Grande dibattito, come è giusto, nel mondo della scuola sulle valutazioni, dopo il decreto legge del 6 aprile e dopo l’ordinanza appena uscita sugli esami di Stato.
In particolare per questi ultimi, troviamo da un lato, sempre nell’ordinanza, che tra i commissari da nominare dal consiglio di classe, devono essere presenti i titolari delle due prove scritte, in un complesso di nomine che deve rispettare le aree culturali.
Altro modo per dire anzitutto che ancora non sappiamo come sarà l’esame di Stato, ed in seconda battuta che l’esame dovrà essere considerato un momento serio, da prendere sul serio.
Del resto, mai come in questo caso in gioco non può essere l’esito finale, viste le statistiche degli anni precedenti, quasi del 99%.
L’unica vera differenza è che non vi è, quest’anno, il vaglio preliminare, nei termini di ammissione all’esame, da parte del consiglio di classe.
Il quale, in una volta sola, dovrà valutare tutto il percorso, ma senza possibilità di un esito negativo.
Sappiamo bene la ragione del “tutti promossi”: situazioni diverse, con difficoltà diverse, con qualità diverse della DaD, per cui, per non rischiare infiniti ricorsi, era inevitabile la decisione che è stata presa del “tutti promossi”.

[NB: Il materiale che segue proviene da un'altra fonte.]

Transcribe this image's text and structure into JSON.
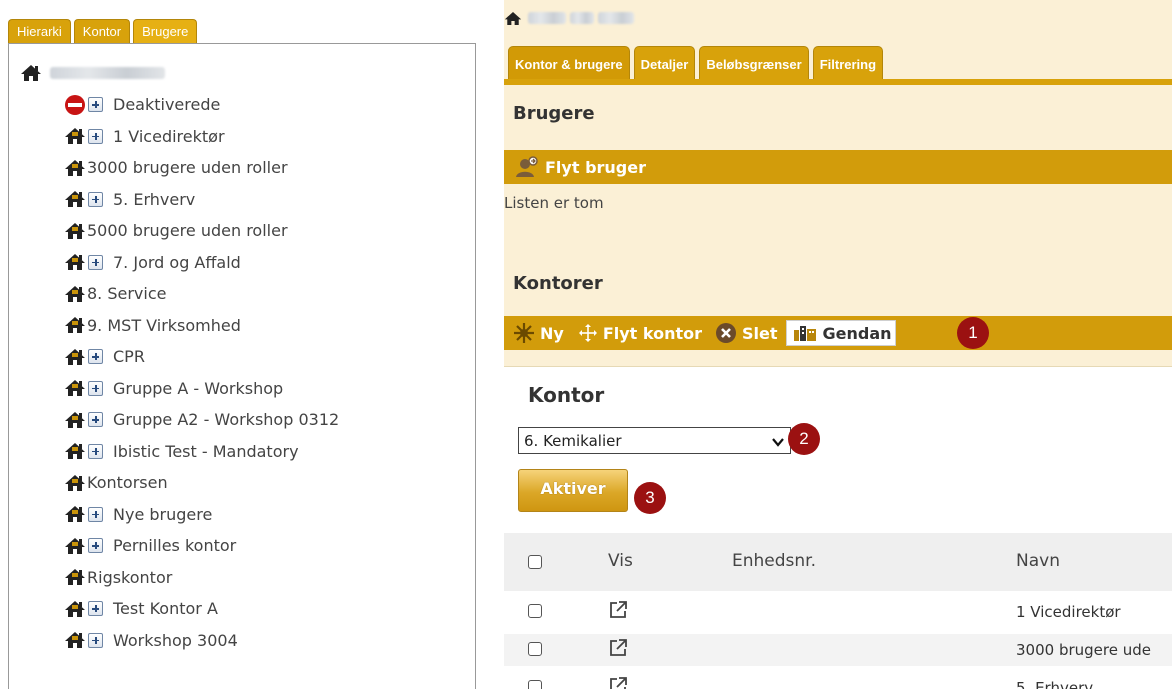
{
  "left_tabs": [
    "Hierarki",
    "Kontor",
    "Brugere"
  ],
  "tree": {
    "root_icon": "home-icon",
    "items": [
      {
        "label": "Deaktiverede",
        "icon": "no-entry-icon",
        "expandable": true
      },
      {
        "label": "1 Vicedirektør",
        "icon": "home-icon",
        "expandable": true
      },
      {
        "label": "3000 brugere uden roller",
        "icon": "home-icon",
        "expandable": false
      },
      {
        "label": "5. Erhverv",
        "icon": "home-icon",
        "expandable": true
      },
      {
        "label": "5000 brugere uden roller",
        "icon": "home-icon",
        "expandable": false
      },
      {
        "label": "7. Jord og Affald",
        "icon": "home-icon",
        "expandable": true
      },
      {
        "label": "8. Service",
        "icon": "home-icon",
        "expandable": false
      },
      {
        "label": "9. MST Virksomhed",
        "icon": "home-icon",
        "expandable": false
      },
      {
        "label": "CPR",
        "icon": "home-icon",
        "expandable": true
      },
      {
        "label": "Gruppe A - Workshop",
        "icon": "home-icon",
        "expandable": true
      },
      {
        "label": "Gruppe A2 - Workshop 0312",
        "icon": "home-icon",
        "expandable": true
      },
      {
        "label": "Ibistic Test - Mandatory",
        "icon": "home-icon",
        "expandable": true
      },
      {
        "label": "Kontorsen",
        "icon": "home-icon",
        "expandable": false
      },
      {
        "label": "Nye brugere",
        "icon": "home-icon",
        "expandable": true
      },
      {
        "label": "Pernilles kontor",
        "icon": "home-icon",
        "expandable": true
      },
      {
        "label": "Rigskontor",
        "icon": "home-icon",
        "expandable": false
      },
      {
        "label": "Test Kontor A",
        "icon": "home-icon",
        "expandable": true
      },
      {
        "label": "Workshop 3004",
        "icon": "home-icon",
        "expandable": true
      }
    ]
  },
  "right_tabs": [
    "Kontor & brugere",
    "Detaljer",
    "Beløbsgrænser",
    "Filtrering"
  ],
  "brugere": {
    "title": "Brugere",
    "move_user_label": "Flyt bruger",
    "empty_text": "Listen er tom"
  },
  "kontorer": {
    "title": "Kontorer",
    "new_label": "Ny",
    "move_label": "Flyt kontor",
    "delete_label": "Slet",
    "restore_label": "Gendan"
  },
  "kontor_form": {
    "title": "Kontor",
    "selected_office": "6. Kemikalier",
    "activate_label": "Aktiver"
  },
  "badges": [
    "1",
    "2",
    "3"
  ],
  "table": {
    "columns": [
      "Vis",
      "Enhedsnr.",
      "Navn"
    ],
    "rows": [
      {
        "name": "1 Vicedirektør"
      },
      {
        "name": "3000 brugere ude"
      },
      {
        "name": "5. Erhverv"
      }
    ]
  },
  "colors": {
    "gold": "#d29c0b",
    "tab_gold": "#d8a20b",
    "panel_bg": "#fbf0d6",
    "badge_red": "#9b1111"
  }
}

Resta dunque il dilemma di quale forma assumerà l’esame.
Perché, come sembra assodato, non si ritornerà in classe il 18 maggio, allora sarà inevitabile l’unica prova orale, del colloquio finale cioè come unico test ed unica possibilità di valutazione.
La quale, ovviamente, terrà conto di tutto il percorso, visto che sono e saranno gli stessi docenti del consiglio di classe a valutare.
Se, considerate le norme, cioè anzitutto la distanza da rispettare, è di fatto impossibile pensare a prove scritte in istituto, cioè nei corridoi e nelle palestre, invece è possibile, anzi è auspicabile che gli orali si possano/debbano tenere a scuola, date tutte le garanzie richieste.
Sappiamo infatti che i candidati ogni anno vengono convocati in giorni ed ore prestabilite, per cui il rischio di assembramento è escluso, e i componenti delle commissioni, sette in tutto, possono disporsi in modo adeguato nelle aule.
La ragione di questo auspicio è un’altra.
Riguarda il valore più psicologico che selettivo, dal 1969 ad oggi, degli esami di maturità.
Perché, come rito di passaggio, certificano nei nostri giovani la fine dell’adolescenza, via libera per le scelte che davvero segneranno il loro futuro.
Fare l’orale a scuola non è lo stesso che farlo con Skype o Meet o altre piattaforme.
L’orale è l’ultimo atto di una vita vissuta per cinque anni in una scuola, in un istituto, in una comunità, in un contesto, in precise aule e palestre e corridoi e giardini.
L’ultimo atto d’esame, dunque, nella propria scuola, valore simbolico essenziale, che verrà ricordato per tutta la vita.